FIG. 1 is a layout diagram showing a slag solidification / inversion device for performing a cooling / solidification experiment of a blast furnace slag in a molten state by a single mold.

FIG. 2 is a graph showing the temperature transition of the mold when the molten blast furnace slag is poured onto the mold and solidification / cooling is repeated.

FIG. 3 is a graph showing the relationship between the solidified state of slag and the central temperature.

FIG. 4 is a layout drawing showing an example of a continuous solidification apparatus for blast furnace slag, which is suitable for carrying out the present invention.

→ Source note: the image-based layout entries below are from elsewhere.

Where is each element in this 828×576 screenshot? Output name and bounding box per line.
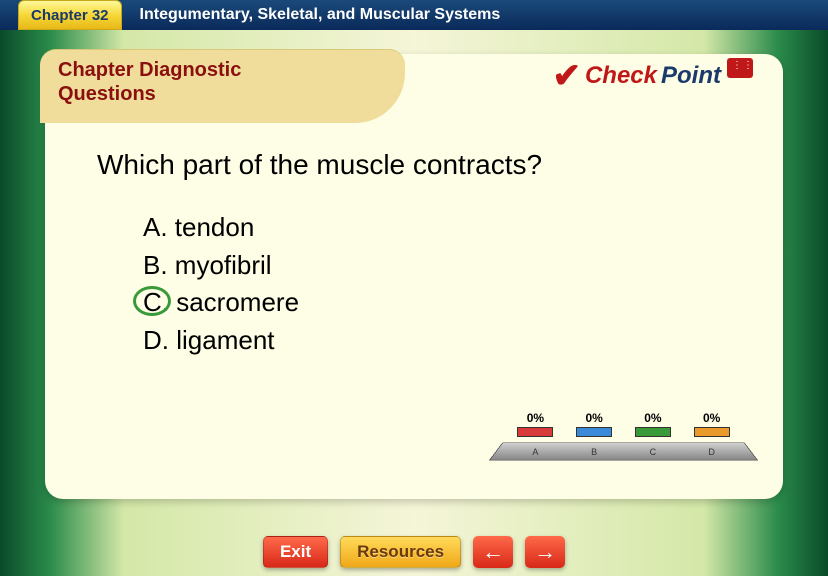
answer-option[interactable]: D. ligament bbox=[143, 322, 299, 360]
back-button[interactable]: ← bbox=[473, 536, 513, 568]
poll-percent: 0% bbox=[644, 411, 661, 425]
card-tab: Chapter Diagnostic Questions bbox=[40, 49, 405, 123]
poll-percent: 0% bbox=[585, 411, 602, 425]
answer-text: B. myofibril bbox=[143, 250, 272, 280]
forward-button[interactable]: → bbox=[525, 536, 565, 568]
checkmark-icon: ✔ bbox=[552, 56, 581, 96]
answer-text: D. ligament bbox=[143, 325, 275, 355]
answer-option[interactable]: A. tendon bbox=[143, 209, 299, 247]
poll-bar bbox=[694, 427, 730, 437]
answer-option[interactable]: B. myofibril bbox=[143, 247, 299, 285]
poll-percent: 0% bbox=[703, 411, 720, 425]
content-card: Chapter Diagnostic Questions ✔ CheckPoin… bbox=[45, 54, 783, 499]
chapter-title: Integumentary, Skeletal, and Muscular Sy… bbox=[140, 6, 501, 24]
tab-line2: Questions bbox=[58, 82, 387, 106]
poll-option: 0% B bbox=[569, 411, 619, 457]
poll-label: C bbox=[650, 447, 657, 457]
checkpoint-logo: ✔ CheckPoint bbox=[552, 56, 753, 96]
logo-text-check: Check bbox=[585, 62, 657, 90]
poll-label: B bbox=[591, 447, 597, 457]
poll-percent: 0% bbox=[527, 411, 544, 425]
header-bar: Chapter 32 Integumentary, Skeletal, and … bbox=[0, 0, 828, 30]
exit-button[interactable]: Exit bbox=[263, 536, 328, 568]
poll-label: D bbox=[708, 447, 715, 457]
tab-line1: Chapter Diagnostic bbox=[58, 58, 387, 82]
bottom-nav: Exit Resources ← → bbox=[0, 536, 828, 568]
poll-option: 0% D bbox=[687, 411, 737, 457]
poll-bar bbox=[517, 427, 553, 437]
poll-chart: 0% A 0% B 0% C 0% D bbox=[496, 407, 751, 477]
poll-label: A bbox=[532, 447, 538, 457]
question-text: Which part of the muscle contracts? bbox=[97, 149, 542, 181]
resources-button[interactable]: Resources bbox=[340, 536, 461, 568]
answers-list: A. tendon B. myofibril C. sacromereD. liga… bbox=[143, 209, 299, 360]
poll-bars: 0% A 0% B 0% C 0% D bbox=[506, 411, 741, 457]
poll-bar bbox=[576, 427, 612, 437]
answer-text: A. tendon bbox=[143, 212, 254, 242]
dice-icon bbox=[727, 58, 753, 78]
answer-option[interactable]: C. sacromere bbox=[143, 284, 299, 322]
poll-option: 0% C bbox=[628, 411, 678, 457]
poll-bar bbox=[635, 427, 671, 437]
logo-text-point: Point bbox=[661, 62, 721, 90]
chapter-tag: Chapter 32 bbox=[18, 0, 122, 30]
poll-option: 0% A bbox=[510, 411, 560, 457]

FIG. 5 is a graph showing the temperature transitions of the slag surface and the mold back surface of the continuous solidification apparatus for blast furnace slag suitable for use in carrying out the present invention.

[Explanation of symbols]

1 Mold stand 2 molds 3 high frequency melting furnace 4 carbon crucible 5 goniometer 6 slag pots 7 Molten slag 8 slag gutter 9 Continuous casting machine 10 Metal mold 11 Sprinkling nozzle 12 Radiation thermometer 13 Solidified slag 14 Blast furnace slag

   ─────────────────────────────────────────────────── ─── Continued front page    (72) Inventor Sadako Kiyota             1 Kawasaki-cho, Chuo-ku, Chiba-shi, Chiba Made in Kawasaki             Technical Research Institute of Iron Co., Ltd.

Claims (3)

[Claims] 1. A molten slag is continuously supplied to a plurality of continuous molds having a casting depth of 10 to 30 mm,
A method for casting slag, characterized in that the slag is cooled by heat radiation from the slag to the mold and atmosphere, and is discharged from the mold when the temperature of the free surface of the slag becomes 1000 ° C. or lower. 2. After discharging the slag from the mold,
2. The method for casting slag according to claim 1, wherein the slag surface of the mold is cooled by water spraying, and the mold is completely dried when the slag is next received. 3. A plurality of molds having a depth of 10 to 30 mm are continuously arranged to repeatedly receive molten slag on the mold.
An apparatus for casting slag, comprising: a continuous mold that can be solidified; and a device that inverts the mold to separate the slag, and then cools the slag surface of the mold with water spray.